F.B.I. Scrutinized for Amassing Data on American Communities

F.B.I. Scrutinized for Amassing Data on American Communities

by CHARLIE SAVAGE, theunhivedmind.com
October 20th 2011

http://www.nytimes.com/2011/10/21/us/aclu-releases-fbi-documents-on-american-communities.html?_r=1

WASHINGTON — The Federal Bureau of Investigation has collected information about religious, ethnic and national-origin characteristics of American communities, according to internal F.B.I. documents made public by the American Civil Liberties Union on Thursday. Citing the materials, the group urged the Justice Department to tighten restrictions on F.B.I. powers.

The documents show that in recent years, agents identified Arab-American and Muslim communities in Michigan as a potential terrorist recruitment ground; noted an increase in the African-American population of Georgia when analyzing “Black Separatist” groups; identified Chinese and Russian communities in San Francisco as a place to look for organized crime syndicates; and highlighted Latino communities as potentially harboring the Central American gang MS-13.

In a letter to Attorney General Eric H. Holder Jr., the A.C.L.U. asserted that the documents showed that “the F.B.I. is illegally and unconstitutionally” targeting people for investigation based on their race or religion. It asked Mr. Holder to bar agents from considering this kind of factor; current rules forbid the use of race or ethnicity unless describing a particular suspect, but contain a broad exception for national security or border-related investigations.

The F.B.I., however, said agents were doing their jobs by analyzing potential threats within their areas of responsibility. It said that the bureau was obeying rules barring investigative activity based “solely” on religion, race or ethnicity, but that such factors could help identify particular threats as well as potential victims.

“Certain terrorist and criminal groups are comprised of persons primarily from a particular ethnic or geographic community, which must be taken into account when trying to determine if there are threats to the United States,” said Michael P. Kortan, an F.B.I. spokesman.

The files, obtained by the A.C.L.U. under the Freedom of Information Act, were produced by F.B.I. field offices as part of a strategy the F.B.I. calls “domain awareness.” That strategy has been central to the decade-long effort to transform the bureau into a domestic intelligence agency that seeks to uncover potential threats and disrupt them before they can reach fruition. This effort grew out of the failure to prevent the terrorist attacks of Sept. 11, 2001.

Civil liberties groups say the Justice Department has gone too far in loosening restrictions on its powers.

An F.B.I. manual on investigative guidelines issued in 2008 by Michael B. Mukasey, then the attorney general, tells agents not to engage in racial profiling, but authorizes them to use religion or ethnicity as a factor — as long as it is not the only one — when selecting subjects for scrutiny. (The F.B.I. issued a revised manual to agents on Oct. 15, but has not yet made it public.
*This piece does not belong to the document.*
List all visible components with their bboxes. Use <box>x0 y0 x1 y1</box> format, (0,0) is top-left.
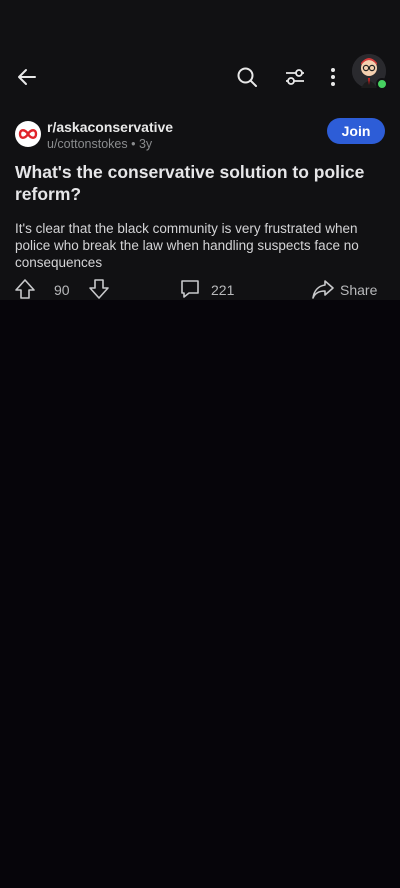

An official said that the revised manual expanded by several pages a section describing what agents may and may not do in mapping communities, but that it provided greater detail, not substantive changes.)

In a conference call, Hina Shamsi, the director of the A.C.L.U.’s National Security Project, said the documents showed that the loosened rules had led to an “extremely pernicious” practice of ascribing propensity to crimes to people based on their ethnicity or religion.

“It’s counterproductive because it alienates local communities from their government, and it also sends the message that the government views prejudice as acceptable,” she said.

Michael German, a former F.B.I. agent who now works for the A.C.L.U., connected the ethnic mapping to a controversy over F.B.I. training and reference materials, first reported by Wired magazine, that portrayed all Muslims as having a proclivity for terrorism. The A.C.L.U. released additional such materials; the bureau promised last month to review its training and reference materials that refer to culture or religion.

Mr. German said the racial mapping documents and the disputed training documents showed a common “theme of mass suspicion of an entire group based on racial characteristics or religion.” He said the trained agents might be “predisposed to treating everyone from a particular group as suspect.”

The A.C.L.U. also said that since 2008, agents had been authorized to begin low-level investigations, called assessments, of a person or a group without having any prior factual basis for suspecting the target of wrongdoing. The rights group also asked Mr. Holder to eliminate that authority, and it released an F.B.I. document shedding new light on the scope of the information that agents collect in an assessment.

The document showed that agents were told to identify a target’s phone numbers, addresses and e-mail accounts and see whether they turned up anything in searches of law enforcement and intelligence databases; collecting information about the target’s job, including access to hazardous materials; uncovering a target’s overseas travel history for the past year; looking for licenses for things like firearms or explosives; and scrutinizing any other adults the target lives with.